The director of communications and brand at Unicef UK says charity comms has benefited from the influx of private and public sector talent

Jane Cooper
Jane Cooper

Jane Cooper has just completed her first year as director of communications and brand at the children's charity Unicef UK. "Who wouldn't want to work for the world's children?" she says. "It beats Whitehall hands down."

Cooper was previously director of communications at the Department for Culture Media and Sport and, before that, the Department for Children, Schools and Families. Her move to Unicef also brought her 20-year career back towards its beginnings at Amnesty International.

"I learnt a huge amount in Whitehall," she says. "I was often surprised by how dynamic and committed many politicians and civil servants were.
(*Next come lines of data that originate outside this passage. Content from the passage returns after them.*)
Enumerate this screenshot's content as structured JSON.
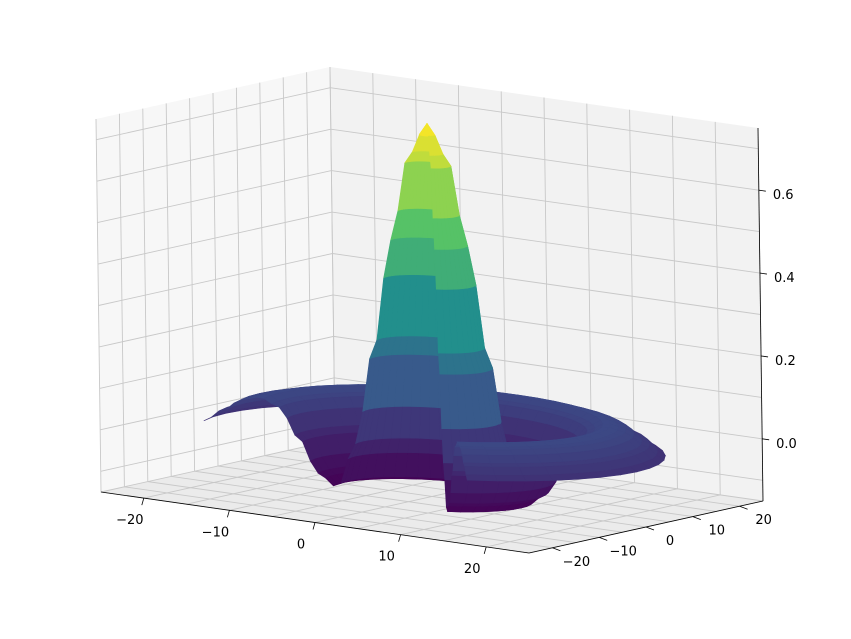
{
  "chart_data": {
    "type": "surface",
    "title": "",
    "xlabel": "",
    "ylabel": "",
    "zlabel": "",
    "xlim": [
      -25,
      25
    ],
    "ylim": [
      -25,
      25
    ],
    "zlim": [
      -0.15,
      0.75
    ],
    "grid": true,
    "colormap": "viridis",
    "colormap_stops": [
      "#440154",
      "#3b528b",
      "#21918c",
      "#5ec962",
      "#fde725"
    ],
    "x_ticks": [
      {
        "value": -20,
        "label": "−20"
      },
      {
        "value": -10,
        "label": "−10"
      },
      {
        "value": 0,
        "label": "0"
      },
      {
        "value": 10,
        "label": "10"
      },
      {
        "value": 20,
        "label": "20"
      }
    ],
    "y_ticks": [
      {
        "value": -20,
        "label": "−20"
      },
      {
        "value": -10,
        "label": "−10"
      },
      {
        "value": 0,
        "label": "0"
      },
      {
        "value": 10,
        "label": "10"
      },
      {
        "value": 20,
        "label": "20"
      }
    ],
    "z_ticks": [
      {
        "value": 0.0,
        "label": "0.0"
      },
      {
        "value": 0.2,
        "label": "0.2"
      },
      {
        "value": 0.4,
        "label": "0.4"
      },
      {
        "value": 0.6,
        "label": "0.6"
      }
    ],
    "surface": {
      "function": "cylindrical radial ripple",
      "r_range": [
        12,
        24
      ],
      "profile_r": [
        0,
        2,
        4,
        6,
        8,
        10,
        12,
        14,
        16,
        18,
        20,
        22,
        24
      ],
      "profile_z": [
        0.75,
        0.67,
        0.46,
        0.19,
        -0.04,
        -0.15,
        -0.12,
        -0.04,
        0.03,
        0.05,
        0.04,
        0.01,
        -0.02
      ],
      "peak_z": 0.75
    }
  }
}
I miss being on the front pages across Whitehall, sometimes for good stories we'd been promoting and other times for managing a difficult story - but I still get that with Unicef."

The charity has recently enjoyed an unprecedentedly high profile after a restructure of the communications and brand department, led by Cooper. Cold Chain Mission, a BBC2 TV programme, showed the actor Ewan McGregor, a Unicef ambassador, delivering vaccines in Nepal and India. ITV1 broadcast the charity's Soccer Aid fundraiser, and it has partnerships with large companies such as Marks & Spencer and Ikea.

"We have a fantastic communications team and they have gone from being really good to even better," she says. "The challenge was to focus on the bigger picture, bringing together fundraising and public affairs."

In their external communications, Cooper says, charities need to innovate continuously and try multi-channel strategies to compete with other charities, businesses and organisations now taking a stronger role in the charity world, such as universities. "The challenge is to cut through this, and the key thing was to build a stronger Unicef brand function," she says.

A characteristic of the charity sector she particularly likes is its active engagement with supporters and its interaction with people. But she believes that it can learn from Whitehall when it comes to social change campaigns, such as the Department of Health's Change4Life healthy lifestyles campaign and the Department for Education's Frank drug campaign.

"It is all about understanding who the supporters and the audiences are, and Whitehall does this well," she says. "It is important to respond to the audience, who might be different from you."

She believes voluntary sector communications have become more professional in recent years, probably because more people have joined charities from the private and public sectors. "This revolving door is a very positive change because there is always something to learn and bring from elsewhere," she says.

Looking ahead, Cooper thinks digital media will continue to be a challenge because charities will need to be aware of how innovation can improve their operations. She says: "A personal challenge for me is to keep the great people that we have at Unicef, and to work at retaining and adding value to them in terms of leadership in charity communications."